Quote/s of the Day – 11 August – The Memorial of St Clare of Assisi
“He, Christ, is the splendour of eternal glory, “the brightness of eternal light and the mirror without cloud.”
Behold, I say, the birth of this mirror. Behold Christ’s poverty even as he was laid in the manger and wrapped in swaddling clothes. What wondrous humility, what marvellous poverty!
The King of angels, the Lord of heaven and earth resting in a manger!
Look more deeply into the mirror and meditate on His humility, or simply on His poverty.
Behold the many labours and sufferings He endured to redeem the human race.
Then, in the depths of this very mirror, ponder His unspeakable love which caused Him to suffer on the wood of the cross and to endure the most shameful kind of death.
The mirror Himself, from His position on the cross, warned passers-by to weigh carefully this act, as He said:
“All of you who pass by this way, behold and see if there is any sorrow like mine.”
Let us answer His cries and lamentations with one voice and one spirit:
“I will be mindful and remember and my soul will be consumed within me.”

“We become what we love and who we love shapes what we become.
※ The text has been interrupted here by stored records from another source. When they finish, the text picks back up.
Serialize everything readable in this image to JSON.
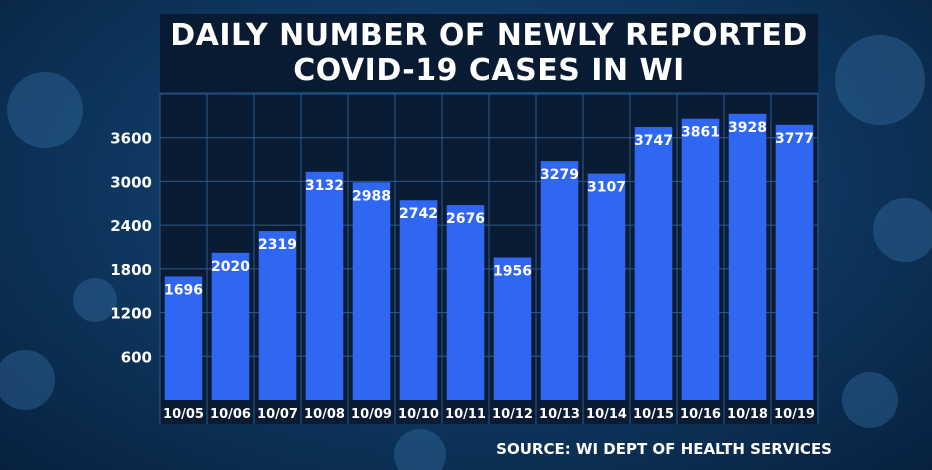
{
  "title": {
    "line1": "DAILY NUMBER OF NEWLY REPORTED",
    "line2": "COVID-19 CASES IN WI"
  },
  "source": "SOURCE: WI DEPT OF HEALTH SERVICES",
  "colors": {
    "bar": "#2f66f2",
    "plot_bg": "#0a1c33",
    "grid": "#2d5a8c",
    "text": "#ffffff"
  },
  "chart_data": {
    "type": "bar",
    "categories": [
      "10/05",
      "10/06",
      "10/07",
      "10/08",
      "10/09",
      "10/10",
      "10/11",
      "10/12",
      "10/13",
      "10/14",
      "10/15",
      "10/16",
      "10/18",
      "10/19"
    ],
    "values": [
      1696,
      2020,
      2319,
      3132,
      2988,
      2742,
      2676,
      1956,
      3279,
      3107,
      3747,
      3861,
      3928,
      3777
    ],
    "data_labels": [
      "1696",
      "2020",
      "2319",
      "3132",
      "2988",
      "2742",
      "2676",
      "1956",
      "3279",
      "3107",
      "3747",
      "3861",
      "3928",
      "3777"
    ],
    "yticks": [
      600,
      1200,
      1800,
      2400,
      3000,
      3600
    ],
    "ytick_labels": [
      "600",
      "1200",
      "1800",
      "2400",
      "3000",
      "3600"
    ],
    "ylim": [
      0,
      4200
    ],
    "grid": true,
    "legend": "none"
  }
}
If we love things, we become a thing.
If we love nothing, we become nothing.
Imitation is not a literal mimicking of Christ,
rather it means becoming the image of the beloved,
an image disclosed through transformation.
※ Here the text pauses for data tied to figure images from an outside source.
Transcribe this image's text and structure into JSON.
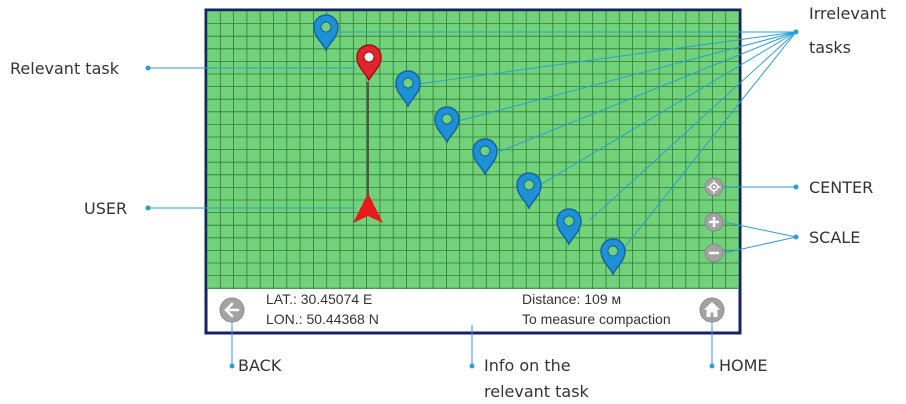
{
  "callouts": {
    "relevant_task": "Relevant task",
    "user": "USER",
    "irrelevant_line1": "Irrelevant",
    "irrelevant_line2": "tasks",
    "center": "CENTER",
    "scale": "SCALE",
    "back": "BACK",
    "info_line1": "Info on the",
    "info_line2": "relevant task",
    "home": "HOME"
  },
  "info_bar": {
    "lat": "LAT.:  30.45074 E",
    "lon": "LON.: 50.44368 N",
    "distance": "Distance: 109 м",
    "task": "To measure compaction"
  },
  "icons": {
    "back": "arrow-left-icon",
    "home": "house-icon",
    "center": "crosshair-icon",
    "zoom_in": "plus-icon",
    "zoom_out": "minus-icon",
    "user": "triangle-arrow-icon",
    "pin": "map-pin-icon"
  },
  "colors": {
    "map_green": "#72d27a",
    "grid_line": "#2f7a3a",
    "frame": "#16206b",
    "relevant_pin": "#e0262b",
    "irrelevant_pin": "#1e90d6",
    "callout_line": "#2a9fd6",
    "user_marker": "#e8191b",
    "button_grey": "#a3a3a3"
  }
}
This means we are to become vessels of God’s
compassionate love for others.”
St Clare’s second letter to Blessed Agnes of Prague
“ Blessed be You, O God, for having created me. ”
St Clare’s Last Words
“Cling to His most sweet Mother,
who carried a Son whom the heavens could not contain;
and yet she carried Him in the little enclosure of her holy womb
and held Him on her virginal lap.”
“Gaze upon Him, consider Him, contemplate Him,
as you desire to imitate Him.
….Totally love Him, Who gave Himself totally for your love.”
“They say that we are too poor
but can a heart which possesses the infinite God be truly called poor?
We should remember this miracle of the Blessed Sacrament when in Church.
Then we will pray with great Faith to Jesus in the Holy Eucharist:
‘Save me, O Lord, from every evil – of soul and body.’”
St Clare of Assisi
St Pope John Paul II said of Saint Clare:
“her whole life was a Eucharist because …
from her cloister she raised up a continual ‘thanksgiving’ to God
in her prayer, praise, supplication, intercession, weeping, offering and sacrifice.
She accepted everything from the Father in union with the infinite ‘thanks’ of the only begotten Son.